REPUBLIKA.CO.ID, JAKARTA -- Kepala Lembaga Ilmu Pengetahuan Indonesia (LIPI) Laksana Tri Handoko mengatakan, penggunaan vaksin termasuk vaksin Covid-19 jika sudah ada tetap dipantau setelah diberikan ke masyarakat. Hal itu dilakukan untuk menjamin keamanan vaksin tersebut.
"Kalaupun sudah ada vaksin diimplementasikan, harus dipantau untuk jangka lima hingga 10 tahun untuk melihat keamanannya," kata Handoko saat dihubungi Antara di Jakarta, Jumat.
Handoko menuturkan kegiatan pemantauan itu disebut surveilans pascapemasaran (post marketing surveillance) sebagai praktik pemantauan keamanan vaksin. Ia mengungkapkan, banyak sekali vaksin yang akhirnya dicabut pada periode tersebut karena baru ketahuan bermasalah.
"Jadi kita semua harus terus bekerja dan mencoba berbagai formula," tuturnya.
Handoko memberikan contoh vaksin malaria yang sempat diimplementasikan di Filipina beberapa tahun lalu.
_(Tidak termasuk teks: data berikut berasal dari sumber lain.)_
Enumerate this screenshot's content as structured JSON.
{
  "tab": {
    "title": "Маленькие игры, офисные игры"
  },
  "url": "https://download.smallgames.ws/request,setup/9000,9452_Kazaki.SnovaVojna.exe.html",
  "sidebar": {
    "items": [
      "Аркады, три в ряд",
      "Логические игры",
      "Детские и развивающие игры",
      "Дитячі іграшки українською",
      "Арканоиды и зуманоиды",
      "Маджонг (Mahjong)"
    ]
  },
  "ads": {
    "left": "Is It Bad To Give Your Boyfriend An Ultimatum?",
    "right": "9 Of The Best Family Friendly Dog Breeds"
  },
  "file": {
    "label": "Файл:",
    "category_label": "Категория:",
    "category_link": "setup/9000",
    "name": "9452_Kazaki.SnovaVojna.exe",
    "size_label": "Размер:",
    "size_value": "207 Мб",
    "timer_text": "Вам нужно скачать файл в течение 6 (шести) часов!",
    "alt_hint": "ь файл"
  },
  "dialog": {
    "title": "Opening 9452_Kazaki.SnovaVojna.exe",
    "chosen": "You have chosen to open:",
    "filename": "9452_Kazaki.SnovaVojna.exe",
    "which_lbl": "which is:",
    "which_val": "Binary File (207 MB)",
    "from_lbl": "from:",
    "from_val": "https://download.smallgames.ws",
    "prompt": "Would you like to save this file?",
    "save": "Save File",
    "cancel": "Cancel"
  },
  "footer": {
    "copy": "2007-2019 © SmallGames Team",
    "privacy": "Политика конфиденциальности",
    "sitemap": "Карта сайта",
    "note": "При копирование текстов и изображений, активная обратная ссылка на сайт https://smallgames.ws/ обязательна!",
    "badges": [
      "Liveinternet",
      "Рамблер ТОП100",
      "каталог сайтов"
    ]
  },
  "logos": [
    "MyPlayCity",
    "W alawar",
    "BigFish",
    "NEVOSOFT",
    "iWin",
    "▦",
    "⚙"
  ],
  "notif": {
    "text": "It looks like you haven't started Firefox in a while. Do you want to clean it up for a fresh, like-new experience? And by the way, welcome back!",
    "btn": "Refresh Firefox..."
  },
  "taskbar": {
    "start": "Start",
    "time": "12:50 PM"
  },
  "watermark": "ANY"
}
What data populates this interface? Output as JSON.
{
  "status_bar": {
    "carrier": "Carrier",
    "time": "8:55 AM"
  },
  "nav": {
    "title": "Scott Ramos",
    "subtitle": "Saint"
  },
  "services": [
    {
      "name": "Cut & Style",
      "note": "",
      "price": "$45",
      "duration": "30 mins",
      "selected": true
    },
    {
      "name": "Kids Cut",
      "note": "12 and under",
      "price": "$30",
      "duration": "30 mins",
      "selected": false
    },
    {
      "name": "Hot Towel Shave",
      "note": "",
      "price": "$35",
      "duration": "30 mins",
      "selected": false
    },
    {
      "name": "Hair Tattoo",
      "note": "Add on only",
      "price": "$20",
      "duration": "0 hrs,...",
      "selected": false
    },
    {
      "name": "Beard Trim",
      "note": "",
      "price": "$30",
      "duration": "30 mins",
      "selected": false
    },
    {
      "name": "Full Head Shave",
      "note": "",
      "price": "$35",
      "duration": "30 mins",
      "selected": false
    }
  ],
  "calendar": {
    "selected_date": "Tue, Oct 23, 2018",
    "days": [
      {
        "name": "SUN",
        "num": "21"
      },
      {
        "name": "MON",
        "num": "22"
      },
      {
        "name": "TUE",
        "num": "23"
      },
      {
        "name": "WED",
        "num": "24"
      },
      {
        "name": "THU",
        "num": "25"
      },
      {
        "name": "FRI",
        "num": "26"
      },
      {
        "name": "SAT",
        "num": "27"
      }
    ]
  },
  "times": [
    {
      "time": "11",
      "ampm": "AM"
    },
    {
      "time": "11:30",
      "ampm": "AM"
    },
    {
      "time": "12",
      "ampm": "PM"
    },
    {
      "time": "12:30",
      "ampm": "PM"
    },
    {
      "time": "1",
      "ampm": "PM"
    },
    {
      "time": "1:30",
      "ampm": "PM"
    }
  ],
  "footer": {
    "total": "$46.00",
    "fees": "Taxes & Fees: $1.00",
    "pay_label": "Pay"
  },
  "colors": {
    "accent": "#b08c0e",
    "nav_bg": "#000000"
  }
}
Vaksin itu akhirnya dicabut karena ditemukan ada masalah pada aspek keamanan, yakni efek sampingan yang cukup signifikan.
Handoko mengatakan, surveilans pascapemasaran adalah kewajiban pengembang vaksin dan industri farmasi yang memproduksi. Tetapi, semua data harus dilaporkan secara berkala ke Badan Pengawas Obat dan Makanan (BPOM) untuk dipantau.
Oleh karena itu, menurut Handoko, perjalanan vaksin bukan hanya pada saat riset dan pengembangan hingga melewati uji klinis. Vaksin dipastikan manjur, aman, dan berkualitas lalu setelah mendapatkan izin edar dari BPOM dan digunakan masyarakat, tetap ada pemantauan untuk menjaga keamanan vaksin.
Handoko menuturkan, hingga saat ini belum ada satupun vaksin Covid-19 di dunia yang dinyatakan berhasil dan mendapat otorisasi penggunaan darurat (emergency use authorization) di Indonesia. Oleh karena itu, pengembangan vaksin Merah Putih secara mandiri juga penting untuk memenuhi kebutuhan dalam negeri dan investasi ilmu pengetahuan dan teknologi di bidang riset, pengembangan, dan produksi vaksin.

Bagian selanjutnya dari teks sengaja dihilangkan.